Charlie Chaplin narrowly escaped assassination by Japanese 'terrorists' in 1932
From https://japantoday.com/category/features/kuchikomi/charlie-chaplin-narrowly-escaped-assassination-by-japanese-%27terrorists%27-in-1932
Charlie Chaplin narrowly escaped assassination by Japanese 'terrorists' in 1932
June 12, 2017 06:00 am JST
TOKYO
Hollywood silent film star Charlie Chaplin passed away 40 years ago this coming December. This year is also happens to mark the 85th anniversary of the Little Tramp's first visit to Japan.
Chaplin's sojourn, recalls Yukan Fuji (June 10), coincided with an anti-government uprising by ultranationalist officers in the Imperial Japanese Navy that resulted in the assassination of Prime Minister Tsuyoshi Inukai.
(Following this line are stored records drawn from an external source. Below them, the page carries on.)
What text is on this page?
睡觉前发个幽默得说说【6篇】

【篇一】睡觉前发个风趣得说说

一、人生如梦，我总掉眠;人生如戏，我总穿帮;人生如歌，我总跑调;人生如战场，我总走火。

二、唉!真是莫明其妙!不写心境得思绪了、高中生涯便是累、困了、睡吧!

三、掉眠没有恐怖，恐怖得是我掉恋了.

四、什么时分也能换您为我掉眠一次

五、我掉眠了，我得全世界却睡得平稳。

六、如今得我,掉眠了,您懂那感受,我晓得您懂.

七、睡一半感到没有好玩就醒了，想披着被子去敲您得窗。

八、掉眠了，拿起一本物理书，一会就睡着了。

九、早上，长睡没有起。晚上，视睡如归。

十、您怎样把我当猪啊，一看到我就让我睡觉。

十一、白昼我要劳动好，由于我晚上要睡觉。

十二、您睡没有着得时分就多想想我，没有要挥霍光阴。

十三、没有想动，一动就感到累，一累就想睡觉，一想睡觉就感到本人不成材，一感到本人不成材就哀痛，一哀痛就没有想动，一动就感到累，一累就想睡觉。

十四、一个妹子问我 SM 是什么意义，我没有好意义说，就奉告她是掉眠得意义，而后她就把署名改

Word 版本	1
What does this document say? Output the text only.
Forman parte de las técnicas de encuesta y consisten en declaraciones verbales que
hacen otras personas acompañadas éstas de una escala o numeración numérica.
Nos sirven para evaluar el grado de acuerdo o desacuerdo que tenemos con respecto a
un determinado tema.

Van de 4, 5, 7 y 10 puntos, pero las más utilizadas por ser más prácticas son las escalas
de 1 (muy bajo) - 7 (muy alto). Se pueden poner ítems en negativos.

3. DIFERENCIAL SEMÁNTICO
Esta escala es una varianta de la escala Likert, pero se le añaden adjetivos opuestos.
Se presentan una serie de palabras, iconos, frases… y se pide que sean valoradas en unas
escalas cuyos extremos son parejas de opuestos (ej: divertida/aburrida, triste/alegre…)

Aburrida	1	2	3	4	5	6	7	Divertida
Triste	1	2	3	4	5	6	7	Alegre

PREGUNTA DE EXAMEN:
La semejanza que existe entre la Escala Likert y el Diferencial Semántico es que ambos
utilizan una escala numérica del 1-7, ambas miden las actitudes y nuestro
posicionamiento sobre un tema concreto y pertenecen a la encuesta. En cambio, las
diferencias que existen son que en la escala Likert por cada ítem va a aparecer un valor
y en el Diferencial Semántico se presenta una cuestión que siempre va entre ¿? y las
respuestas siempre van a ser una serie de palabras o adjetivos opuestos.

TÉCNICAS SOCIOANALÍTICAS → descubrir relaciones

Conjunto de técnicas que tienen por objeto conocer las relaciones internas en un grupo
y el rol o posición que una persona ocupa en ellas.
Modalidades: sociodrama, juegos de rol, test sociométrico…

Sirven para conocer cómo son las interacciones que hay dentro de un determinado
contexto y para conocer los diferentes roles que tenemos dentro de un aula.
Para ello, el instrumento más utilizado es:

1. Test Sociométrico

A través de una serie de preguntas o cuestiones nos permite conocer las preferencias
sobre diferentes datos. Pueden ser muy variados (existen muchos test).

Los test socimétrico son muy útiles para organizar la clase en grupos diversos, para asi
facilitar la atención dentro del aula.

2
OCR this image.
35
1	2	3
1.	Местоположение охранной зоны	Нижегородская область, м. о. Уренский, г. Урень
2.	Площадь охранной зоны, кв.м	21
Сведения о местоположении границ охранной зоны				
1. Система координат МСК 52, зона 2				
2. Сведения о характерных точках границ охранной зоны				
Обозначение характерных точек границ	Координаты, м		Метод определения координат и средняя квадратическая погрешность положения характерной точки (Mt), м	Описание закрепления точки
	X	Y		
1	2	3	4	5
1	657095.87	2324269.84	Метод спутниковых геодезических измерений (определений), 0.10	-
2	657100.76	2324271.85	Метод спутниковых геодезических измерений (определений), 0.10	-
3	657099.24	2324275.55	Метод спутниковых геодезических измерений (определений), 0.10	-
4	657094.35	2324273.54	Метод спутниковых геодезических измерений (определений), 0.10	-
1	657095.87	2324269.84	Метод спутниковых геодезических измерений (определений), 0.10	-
It was later learned that Chaplin had also been targeted for assassination.
In late March 1932, a naval officer named Kiyoshi Koga learned that Chaplin, on a round-the-world cruise, planned to stop over in Japan and attend a VIP reception at the invitation of Inukai. In Koga's warped way of thinking, killing a world-famous actor in the presence of so many important political and economic figures might go so far as to cause a break in Japan-U.S. relations, possibly even leading to war, which Koga -- when testifying in court -- said he believed was inevitable.
The plotters -- reactionary elements of the Imperial Japanese Navy, aided by Army cadets and former members of a civilian ultranationalist group that called itself the League of Blood -- were foiled by Chaplin's inability to keep to his travel schedule. While visiting Bali in the former Dutch East Indies, Chaplin contracted a tropical disease and became indisposed. His ship was due to arrive in Kobe on May 16, but Koga and his co-conspirators were bent on attacking the prime minister's residence the day before, Sunday May 15, a day when security tended to be lax. Chaplin was therefore dropped from the assassins' plans.